A New York County Supreme Court justice this month ruled in favor of an employee's right to trial by jury in a sexual harassment case, even though the employee signed an employment agreement that included an arbitration clause.

Justice Louis Nock found that a New York state law passed since the signing of the agreement applied, rendering it null and void.

Andowah Newton, a vice president of legal affairs at the luxury goods company LVMH Moet Hennessy Louis Vuitton, sued the company in 2019 alleging she had been harassed by another LVMH employee, according to court papers.

Aubrey Smith of Winston & Strawn, which is representing LVMH, filed a motion to compel arbitration a week after Newton filed her complaint. Smith argued that the Federal Arbitration Act required arbitration of Newton's claims, because she had agreed to a binding arbitration clause.

Newton's attorney at the time, then-Pierce Bainbridge partner Carolynn Beck, argued that the arbitration agreement was "unconscionable," illegal under New York law and unreasonably favorable to LVMH.

"Forcing Ms. Newton, as a condition of employment, to pursue her claims of sexual harassment in clandestine arbitration proceedings shows just how hopelessly out-of-touch Louis Vuitton is with the current times," Beck wrote. Beck has since changed firms, and Newton is currently seeking new counsel, according to a representative.

In his decision, Nock noted that the New York state legislature prohibited mandatory arbitration clauses related to discrimination in 2018, before Newton filed her suit in April 2019. The law also rendered existing clauses null and void, Nock found.

"The arbitration clause underlying the instant motion is precisely such a contractual provision," Nock wrote.

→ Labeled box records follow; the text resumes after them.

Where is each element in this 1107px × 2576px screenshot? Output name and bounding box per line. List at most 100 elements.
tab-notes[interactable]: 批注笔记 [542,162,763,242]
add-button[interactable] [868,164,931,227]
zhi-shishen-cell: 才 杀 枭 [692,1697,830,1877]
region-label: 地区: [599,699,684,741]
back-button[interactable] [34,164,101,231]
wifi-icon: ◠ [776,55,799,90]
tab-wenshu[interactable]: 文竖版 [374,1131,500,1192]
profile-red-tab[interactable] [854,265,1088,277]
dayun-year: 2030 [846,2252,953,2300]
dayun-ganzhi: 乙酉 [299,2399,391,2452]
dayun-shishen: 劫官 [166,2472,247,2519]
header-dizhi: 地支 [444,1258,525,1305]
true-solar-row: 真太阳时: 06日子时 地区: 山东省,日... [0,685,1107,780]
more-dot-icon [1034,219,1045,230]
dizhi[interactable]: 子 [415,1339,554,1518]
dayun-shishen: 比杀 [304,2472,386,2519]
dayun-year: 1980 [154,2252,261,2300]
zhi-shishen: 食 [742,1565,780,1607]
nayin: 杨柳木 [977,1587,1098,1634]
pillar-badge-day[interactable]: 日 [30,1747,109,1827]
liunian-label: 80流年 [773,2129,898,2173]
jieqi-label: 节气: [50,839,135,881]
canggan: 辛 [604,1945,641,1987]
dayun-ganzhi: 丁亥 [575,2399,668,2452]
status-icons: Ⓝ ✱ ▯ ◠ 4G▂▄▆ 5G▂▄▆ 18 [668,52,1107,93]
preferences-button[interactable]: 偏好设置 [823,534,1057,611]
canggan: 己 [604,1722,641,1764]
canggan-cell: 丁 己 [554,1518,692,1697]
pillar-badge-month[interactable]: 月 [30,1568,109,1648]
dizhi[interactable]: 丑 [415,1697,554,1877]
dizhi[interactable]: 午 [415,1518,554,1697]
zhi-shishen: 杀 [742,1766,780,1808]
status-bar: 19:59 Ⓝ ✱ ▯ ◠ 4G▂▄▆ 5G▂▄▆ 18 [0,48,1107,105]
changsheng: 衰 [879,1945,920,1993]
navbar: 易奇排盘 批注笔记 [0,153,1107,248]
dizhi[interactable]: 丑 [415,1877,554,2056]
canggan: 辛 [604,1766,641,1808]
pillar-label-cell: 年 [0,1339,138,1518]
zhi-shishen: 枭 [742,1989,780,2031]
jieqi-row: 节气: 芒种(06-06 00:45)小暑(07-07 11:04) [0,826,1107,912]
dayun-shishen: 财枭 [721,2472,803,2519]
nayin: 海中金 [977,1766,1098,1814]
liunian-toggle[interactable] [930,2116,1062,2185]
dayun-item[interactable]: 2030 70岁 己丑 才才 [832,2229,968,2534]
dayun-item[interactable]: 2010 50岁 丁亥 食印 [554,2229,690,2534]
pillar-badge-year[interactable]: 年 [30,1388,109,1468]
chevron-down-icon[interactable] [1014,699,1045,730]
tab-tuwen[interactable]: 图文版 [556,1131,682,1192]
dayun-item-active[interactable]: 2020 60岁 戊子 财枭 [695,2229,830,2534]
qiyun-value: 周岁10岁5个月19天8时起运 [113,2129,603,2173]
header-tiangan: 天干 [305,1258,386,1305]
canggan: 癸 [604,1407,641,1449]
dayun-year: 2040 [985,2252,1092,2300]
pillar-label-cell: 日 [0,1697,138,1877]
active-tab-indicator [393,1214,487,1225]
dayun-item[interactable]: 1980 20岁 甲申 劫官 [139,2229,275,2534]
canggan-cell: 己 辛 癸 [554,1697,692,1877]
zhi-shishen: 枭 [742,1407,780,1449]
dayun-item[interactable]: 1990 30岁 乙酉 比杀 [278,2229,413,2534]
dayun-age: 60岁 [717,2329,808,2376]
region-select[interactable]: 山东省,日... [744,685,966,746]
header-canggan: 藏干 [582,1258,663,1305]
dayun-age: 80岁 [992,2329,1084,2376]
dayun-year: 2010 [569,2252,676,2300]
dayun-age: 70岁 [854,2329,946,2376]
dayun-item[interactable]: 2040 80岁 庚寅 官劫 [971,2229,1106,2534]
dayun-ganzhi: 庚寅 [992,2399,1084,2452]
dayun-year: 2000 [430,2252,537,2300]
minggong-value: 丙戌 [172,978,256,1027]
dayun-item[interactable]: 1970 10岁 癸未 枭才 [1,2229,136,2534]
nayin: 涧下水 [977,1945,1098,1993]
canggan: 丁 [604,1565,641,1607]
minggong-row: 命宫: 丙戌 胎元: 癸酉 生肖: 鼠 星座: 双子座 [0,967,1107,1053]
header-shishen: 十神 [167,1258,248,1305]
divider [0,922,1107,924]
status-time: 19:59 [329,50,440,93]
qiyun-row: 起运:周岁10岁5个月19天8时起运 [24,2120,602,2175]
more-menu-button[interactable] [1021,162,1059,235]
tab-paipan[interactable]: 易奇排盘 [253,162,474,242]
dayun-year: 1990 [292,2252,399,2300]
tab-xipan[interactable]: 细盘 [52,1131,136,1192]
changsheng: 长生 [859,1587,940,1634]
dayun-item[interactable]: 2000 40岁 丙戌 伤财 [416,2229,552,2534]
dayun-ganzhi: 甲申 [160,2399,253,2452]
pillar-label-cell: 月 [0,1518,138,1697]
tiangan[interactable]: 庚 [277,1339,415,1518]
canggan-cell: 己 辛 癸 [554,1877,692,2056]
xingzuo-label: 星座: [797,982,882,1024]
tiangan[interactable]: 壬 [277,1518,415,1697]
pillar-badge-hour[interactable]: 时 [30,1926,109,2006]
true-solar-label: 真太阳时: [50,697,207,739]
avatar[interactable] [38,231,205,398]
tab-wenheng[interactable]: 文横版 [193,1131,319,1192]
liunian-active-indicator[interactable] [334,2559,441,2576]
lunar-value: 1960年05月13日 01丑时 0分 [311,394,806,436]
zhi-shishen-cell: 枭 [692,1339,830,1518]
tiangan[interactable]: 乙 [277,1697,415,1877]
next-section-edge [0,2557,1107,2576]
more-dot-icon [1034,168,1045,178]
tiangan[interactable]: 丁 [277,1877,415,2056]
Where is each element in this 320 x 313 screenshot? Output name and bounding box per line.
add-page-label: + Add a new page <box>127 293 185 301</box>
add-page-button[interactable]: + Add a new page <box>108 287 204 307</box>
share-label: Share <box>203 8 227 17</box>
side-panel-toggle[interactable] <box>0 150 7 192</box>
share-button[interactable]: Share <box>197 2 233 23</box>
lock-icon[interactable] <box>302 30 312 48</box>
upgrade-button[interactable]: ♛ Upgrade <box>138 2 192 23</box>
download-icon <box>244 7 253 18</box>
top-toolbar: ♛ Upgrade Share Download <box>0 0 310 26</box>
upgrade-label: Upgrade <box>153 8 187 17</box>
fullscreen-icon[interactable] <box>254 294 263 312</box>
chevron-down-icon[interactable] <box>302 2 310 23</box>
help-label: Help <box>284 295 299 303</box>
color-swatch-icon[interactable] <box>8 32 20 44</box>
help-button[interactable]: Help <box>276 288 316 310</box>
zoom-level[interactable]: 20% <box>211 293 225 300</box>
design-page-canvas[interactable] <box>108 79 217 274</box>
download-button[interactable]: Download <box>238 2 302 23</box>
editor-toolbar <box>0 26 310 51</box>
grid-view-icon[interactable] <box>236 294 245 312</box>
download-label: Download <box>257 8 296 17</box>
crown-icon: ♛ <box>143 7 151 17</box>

Nock found that the state law, and not the FAA, applied because all the alleged conduct took place in LVMH's New York offices and did not involve interstate commerce. Other disputes about terms of employment might be related to commerce and therefore subject to the FAA, he wrote in a footnote, but not sexual harassment or other discrimination.

LVMH intends to appeal, according to court filings.

According to Newton's complaint, the harassment began soon after she started working at LVMH and continued for years.

Newton sought to handle the situation informally at first, and as the harassment continued, she was urged to confront her harasser and was reprimanded for doing so after the company conducted a "sham" internal investigation, according to the complaint. She then complained to human resources, which led to retaliation and to an external investigation also described as a "sham" in the complaint.

Newton, who is Black and Latina, said in a statement that the ruling is a victory for "all targets of harassment and discrimination—particularly women of color."

"LVMH has attempted to silence me for years, seeking personal sanctions against me, reprimanding me, and suggesting that I apologize to the senior, white member of its management team who harassed me—this exemplifies the dehumanization to which millions of women, people of color, and other survivors of sexual harassment and discrimination are subjected when they report gross misconduct," she said. "That silence is exactly what perpetuates harassment and discrimination. That is why Congress should ban forced arbitration in all sexual harassment and discrimination cases nationwide."

In a statement, a spokesperson for LVMH said the company is disappointed with Nock's ruling.

"We believe that our position is overwhelmingly supported by legal authorities, including multiple opinions from the United States Supreme Court," the statement said. "We intend to appeal this ruling, and we look forward to having the issue reviewed and decided by the state court's Appellate Division. Further, as we have said previously, the allegations in this matter were thoroughly investigated and are entirely without merit."